The decision to counterfeit money went all the way to Adolf Hitler, who approved counterfeiting British pounds in his own handwriting but with the proviso, “[D]ollars, no. We’re not at war with the United States.” Germany stuck to counterfeiting Bank of England bank notes even after the United States entered the war, but toward the end of the war German apparently prepared plates to counterfeit French francs and United States dollars.

The practical problem of counterfeiting British bank notes was broken down into three separate parts: (1) production of paper identical to paper in British bank notes, (2) construction of plates identical with Bank of England plates, and (3) devising a numbering system.

After finding that rags made from Turkish flax produced paper almost identical to Bank of England bank notes, the Germans hit upon the expedient of sending the rags to factories to get dirty first, and then cleaned the used rags before using them to make bank note paper. Engravers spent seven months making plates that matched the original prints even when enlarged twentyfold. The numbering problem was the last to be solved. Apparently, the necessity of developing a numbering system that would blend in with the British numbering system posed the most troublesome obstacle. The finished plates were among the most closely guarded secrets in Germany.

Later in the project the German counterfeiters attacked the problem of making the notes age. As printed notes age, the oil in the printing ink begins to seep into surrounding areas, blurring the quality of the print. German counterfeit notes were not aging properly until the Germans learned to treat their printing ink with chemicals to make it seep into surrounding areas, producing an aging effect.

After the technical problems were solved, the Germans sent an agent to the Swiss, carrying a bundle of counterfeit notes and a letter from the Deutsche Reichsbank asking the Swiss to find out if the notes were forged. When the Swiss replied that the notes were genuine without a doubt, the agent feigned a lingering suspicion and asked the Swiss to check with the Bank of England. The Bank of England also returned a reply that the notes were genuine.

At first the German government planned to use an infusion of counterfeit notes to ruin the British economy, but efforts to inject large quantities of notes into circulation led to diplomatic embarrassments, and the German government dropped the plan. Then Germany’s secret intelligence service decided to use counterfeit notes to finance its operations, and that is how the counterfeit notes were put into circulation.

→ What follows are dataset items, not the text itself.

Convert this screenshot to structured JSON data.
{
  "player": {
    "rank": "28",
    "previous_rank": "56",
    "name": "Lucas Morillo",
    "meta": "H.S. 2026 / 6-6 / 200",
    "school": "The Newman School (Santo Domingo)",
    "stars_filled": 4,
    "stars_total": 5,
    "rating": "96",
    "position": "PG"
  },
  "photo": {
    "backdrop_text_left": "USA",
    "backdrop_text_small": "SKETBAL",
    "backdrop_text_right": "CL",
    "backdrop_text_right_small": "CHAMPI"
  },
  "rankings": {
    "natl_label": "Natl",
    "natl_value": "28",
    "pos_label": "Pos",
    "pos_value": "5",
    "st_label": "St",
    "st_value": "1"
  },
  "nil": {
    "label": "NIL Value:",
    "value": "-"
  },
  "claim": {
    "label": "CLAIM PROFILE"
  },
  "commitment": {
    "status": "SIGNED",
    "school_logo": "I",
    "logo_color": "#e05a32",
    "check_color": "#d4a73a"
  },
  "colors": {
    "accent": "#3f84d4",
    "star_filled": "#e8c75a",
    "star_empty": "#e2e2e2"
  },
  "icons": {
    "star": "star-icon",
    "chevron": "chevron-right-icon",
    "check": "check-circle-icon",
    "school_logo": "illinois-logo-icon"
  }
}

The Bank of England bank notes were counterfeited at the Sachsenhausen concentration camp. Three hundred prisoners, some of them experts in forgery, took part in the project, and for a time these prisoners produced 400,000 notes per month. About 130 million British pounds were counterfeited in bank notes. As the demand for counterfeit money increased, the Germans began to counterfeit 50-pound notes.

Both the Germans and the Allies kept Operation Bernhard a secret. Because of the circulation of counterfeited bank notes, the Bank of England withdrew all notes of 10 pounds or above in 1943 and changed the paper of the 5-pound note in 1944. In May 1945 notes from 10 pounds to 1,000 pounds ceased to be legal tender.

Toward the end of the war the Germans dumped counterfeiting supplies and a vast quantity of notes into the Toplitzee, a lake in Austria. Large numbers of floating notes fueled rumors of the dumping and the Allies sent divers into the lake, but no bank notes were recovered. The first public knowledge of Operation Bernhard came in 1952 when Readers Digest carried an article about it, and gradually more knowledge of the operation came to light. Only in 1959 did divers finally recover the vast quantities of notes and printing supplies. Notes recovered from the lake were indistinguishable from genuine Bank of England notes.

Apparently, some of the notes continued to circulate until 1955 when the Bank of England went to colored notes, and its older notes ceased to be legal tender. Some evidence suggests that as late as 1961 these notes were sold behind the Iron Curtain to people looking for a store of wealth until the communist regimes fell.